Lamborghini trademarked then name on April 19, 2012. The word was Mayan for the god of fire, wind and storms, and was then adopted by the Spanish to mean hurricane.
The name was trademarked at the same time as Urus – the name for the firm’s SUV concept shown at the Beijing Motor Show in April 2012. The firm also registered Deimos, which hasn’t yet appeared on a car or concept, but could be used for the production version of the SUV, due in 2017.
The Huracan is tipped to be powered by an updated version of the current naturally aspirated 5.2-litre V10 mated to either a six-speed manual or seven-speed twin-clutch gearbox. The engine will develop around 600bhp.
It’ll be built on a new aluminium spaceframe platform that will also underpin the next Audi R8 in 2015, albeit with different dimensions. Originally, both the Audi and Lamborghini were to use an updated version of the current R8’s platform.
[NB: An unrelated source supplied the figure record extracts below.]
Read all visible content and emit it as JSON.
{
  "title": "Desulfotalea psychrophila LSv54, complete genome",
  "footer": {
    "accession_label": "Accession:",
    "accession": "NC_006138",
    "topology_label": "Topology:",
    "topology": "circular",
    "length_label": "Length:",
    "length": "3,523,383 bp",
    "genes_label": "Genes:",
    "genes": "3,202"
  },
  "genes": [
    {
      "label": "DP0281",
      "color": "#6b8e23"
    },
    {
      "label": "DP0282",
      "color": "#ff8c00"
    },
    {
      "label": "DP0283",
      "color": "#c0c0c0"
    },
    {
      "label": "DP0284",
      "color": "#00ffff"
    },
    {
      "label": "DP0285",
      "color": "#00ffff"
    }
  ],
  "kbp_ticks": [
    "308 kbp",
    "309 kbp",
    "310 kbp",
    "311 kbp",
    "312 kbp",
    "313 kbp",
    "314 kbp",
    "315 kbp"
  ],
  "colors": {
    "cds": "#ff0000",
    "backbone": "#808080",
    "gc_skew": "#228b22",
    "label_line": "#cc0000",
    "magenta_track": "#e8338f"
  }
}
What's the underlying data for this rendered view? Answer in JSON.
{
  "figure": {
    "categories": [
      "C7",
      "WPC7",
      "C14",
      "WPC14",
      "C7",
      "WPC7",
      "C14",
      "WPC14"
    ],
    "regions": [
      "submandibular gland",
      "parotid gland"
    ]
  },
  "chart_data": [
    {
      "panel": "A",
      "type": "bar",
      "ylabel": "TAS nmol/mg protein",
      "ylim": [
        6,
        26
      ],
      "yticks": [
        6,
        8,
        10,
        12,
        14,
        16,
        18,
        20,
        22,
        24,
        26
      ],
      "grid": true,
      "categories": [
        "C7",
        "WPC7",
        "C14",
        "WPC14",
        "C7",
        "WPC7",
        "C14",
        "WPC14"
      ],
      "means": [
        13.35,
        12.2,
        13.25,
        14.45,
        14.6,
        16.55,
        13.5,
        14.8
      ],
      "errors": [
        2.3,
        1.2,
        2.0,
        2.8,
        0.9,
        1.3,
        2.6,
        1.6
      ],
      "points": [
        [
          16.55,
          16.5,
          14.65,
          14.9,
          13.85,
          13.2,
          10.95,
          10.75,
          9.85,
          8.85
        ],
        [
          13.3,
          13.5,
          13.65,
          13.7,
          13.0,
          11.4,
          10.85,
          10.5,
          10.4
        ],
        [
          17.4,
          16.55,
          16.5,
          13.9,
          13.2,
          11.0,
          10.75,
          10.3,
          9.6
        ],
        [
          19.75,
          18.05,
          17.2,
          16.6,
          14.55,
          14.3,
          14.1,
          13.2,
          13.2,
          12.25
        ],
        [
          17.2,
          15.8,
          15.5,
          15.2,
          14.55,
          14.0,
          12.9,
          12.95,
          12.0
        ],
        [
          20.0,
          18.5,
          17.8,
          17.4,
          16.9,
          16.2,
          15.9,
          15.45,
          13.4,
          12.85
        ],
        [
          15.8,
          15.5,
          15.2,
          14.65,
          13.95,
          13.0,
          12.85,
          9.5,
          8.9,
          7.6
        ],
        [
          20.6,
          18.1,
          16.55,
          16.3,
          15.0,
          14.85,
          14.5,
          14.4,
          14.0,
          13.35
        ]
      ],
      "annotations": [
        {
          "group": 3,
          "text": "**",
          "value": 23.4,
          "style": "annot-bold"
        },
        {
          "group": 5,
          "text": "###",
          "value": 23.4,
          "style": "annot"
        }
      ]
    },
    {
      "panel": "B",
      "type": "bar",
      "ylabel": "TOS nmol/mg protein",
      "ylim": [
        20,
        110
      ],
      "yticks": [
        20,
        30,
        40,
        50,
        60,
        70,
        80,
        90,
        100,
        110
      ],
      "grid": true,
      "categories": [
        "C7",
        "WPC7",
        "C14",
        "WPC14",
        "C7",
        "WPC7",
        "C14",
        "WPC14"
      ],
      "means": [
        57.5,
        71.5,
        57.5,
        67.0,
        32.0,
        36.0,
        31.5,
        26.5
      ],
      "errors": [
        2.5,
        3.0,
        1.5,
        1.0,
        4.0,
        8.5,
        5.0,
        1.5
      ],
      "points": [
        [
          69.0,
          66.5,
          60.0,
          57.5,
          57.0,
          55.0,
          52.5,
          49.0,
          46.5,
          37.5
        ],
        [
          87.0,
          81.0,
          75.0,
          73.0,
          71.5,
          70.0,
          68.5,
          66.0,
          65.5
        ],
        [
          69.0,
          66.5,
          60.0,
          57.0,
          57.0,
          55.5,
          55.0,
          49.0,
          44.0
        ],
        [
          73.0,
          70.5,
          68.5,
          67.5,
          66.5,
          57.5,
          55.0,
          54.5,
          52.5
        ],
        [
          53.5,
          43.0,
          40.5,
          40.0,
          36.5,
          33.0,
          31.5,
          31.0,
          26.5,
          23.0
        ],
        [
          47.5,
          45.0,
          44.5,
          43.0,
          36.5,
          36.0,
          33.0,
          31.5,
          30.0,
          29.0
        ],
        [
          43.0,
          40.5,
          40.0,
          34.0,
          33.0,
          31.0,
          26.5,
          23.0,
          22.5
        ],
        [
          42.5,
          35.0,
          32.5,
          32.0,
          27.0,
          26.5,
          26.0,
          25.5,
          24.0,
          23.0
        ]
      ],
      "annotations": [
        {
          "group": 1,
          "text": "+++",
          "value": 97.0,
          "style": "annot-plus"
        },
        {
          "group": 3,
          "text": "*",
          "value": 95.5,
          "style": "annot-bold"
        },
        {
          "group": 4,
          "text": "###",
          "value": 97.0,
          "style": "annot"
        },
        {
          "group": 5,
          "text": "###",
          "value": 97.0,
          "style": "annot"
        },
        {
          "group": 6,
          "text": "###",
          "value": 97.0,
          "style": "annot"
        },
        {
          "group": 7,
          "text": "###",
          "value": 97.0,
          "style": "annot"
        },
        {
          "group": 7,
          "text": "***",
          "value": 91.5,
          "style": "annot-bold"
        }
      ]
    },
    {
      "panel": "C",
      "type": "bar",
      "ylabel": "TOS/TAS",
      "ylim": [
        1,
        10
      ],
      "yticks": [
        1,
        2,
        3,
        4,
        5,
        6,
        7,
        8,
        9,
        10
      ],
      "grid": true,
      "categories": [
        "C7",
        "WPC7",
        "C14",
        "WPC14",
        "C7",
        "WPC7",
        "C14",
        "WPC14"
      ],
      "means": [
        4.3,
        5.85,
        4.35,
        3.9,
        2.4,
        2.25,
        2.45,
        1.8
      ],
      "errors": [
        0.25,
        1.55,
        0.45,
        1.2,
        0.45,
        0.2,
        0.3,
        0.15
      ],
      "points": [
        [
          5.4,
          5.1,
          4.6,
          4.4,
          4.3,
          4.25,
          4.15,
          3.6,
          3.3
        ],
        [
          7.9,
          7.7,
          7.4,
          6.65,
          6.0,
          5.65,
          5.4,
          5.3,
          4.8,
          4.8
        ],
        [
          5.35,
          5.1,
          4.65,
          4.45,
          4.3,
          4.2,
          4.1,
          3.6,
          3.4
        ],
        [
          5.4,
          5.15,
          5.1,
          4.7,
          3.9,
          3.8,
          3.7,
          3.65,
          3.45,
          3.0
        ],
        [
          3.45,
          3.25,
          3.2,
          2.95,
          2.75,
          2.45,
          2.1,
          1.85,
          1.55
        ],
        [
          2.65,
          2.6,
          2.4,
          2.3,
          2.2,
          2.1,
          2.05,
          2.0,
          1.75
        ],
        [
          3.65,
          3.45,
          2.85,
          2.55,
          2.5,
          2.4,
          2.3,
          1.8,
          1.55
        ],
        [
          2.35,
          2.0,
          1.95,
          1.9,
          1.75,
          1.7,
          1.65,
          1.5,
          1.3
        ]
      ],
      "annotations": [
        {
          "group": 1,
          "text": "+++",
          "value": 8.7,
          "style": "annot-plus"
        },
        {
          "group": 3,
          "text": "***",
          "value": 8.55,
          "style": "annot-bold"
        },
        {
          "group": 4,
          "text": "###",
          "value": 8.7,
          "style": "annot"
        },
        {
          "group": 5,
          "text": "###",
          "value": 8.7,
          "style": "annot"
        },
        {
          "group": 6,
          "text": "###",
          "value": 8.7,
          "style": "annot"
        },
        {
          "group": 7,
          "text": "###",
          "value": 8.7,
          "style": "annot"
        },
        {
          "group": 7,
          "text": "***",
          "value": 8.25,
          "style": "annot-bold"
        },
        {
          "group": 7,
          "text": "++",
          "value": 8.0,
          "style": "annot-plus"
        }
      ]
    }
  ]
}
However, an insider told us that having driven the latest 991-generation Porsche 911 Turbo, Audi and Lamborghini engineers decided that a more radical solution would be required to reach the Porsche’s high level of dynamics.
The Lamborghini’s design will be inspired by the Sesto Elemento, which debuted in 2010, while the starter button shown on the Huracan teaser website has a similar jet fighter-style flip-up starter button as the Aventador.
The Huracan will go into production in the new year, and be officially unveiled at the Geneva Motor Show in March. It has big shoes to fill – more examples of the Gallardo have been sold than any other Lamborghini, with 14,022 finding homes in its 10-year production run, which has just come to an end.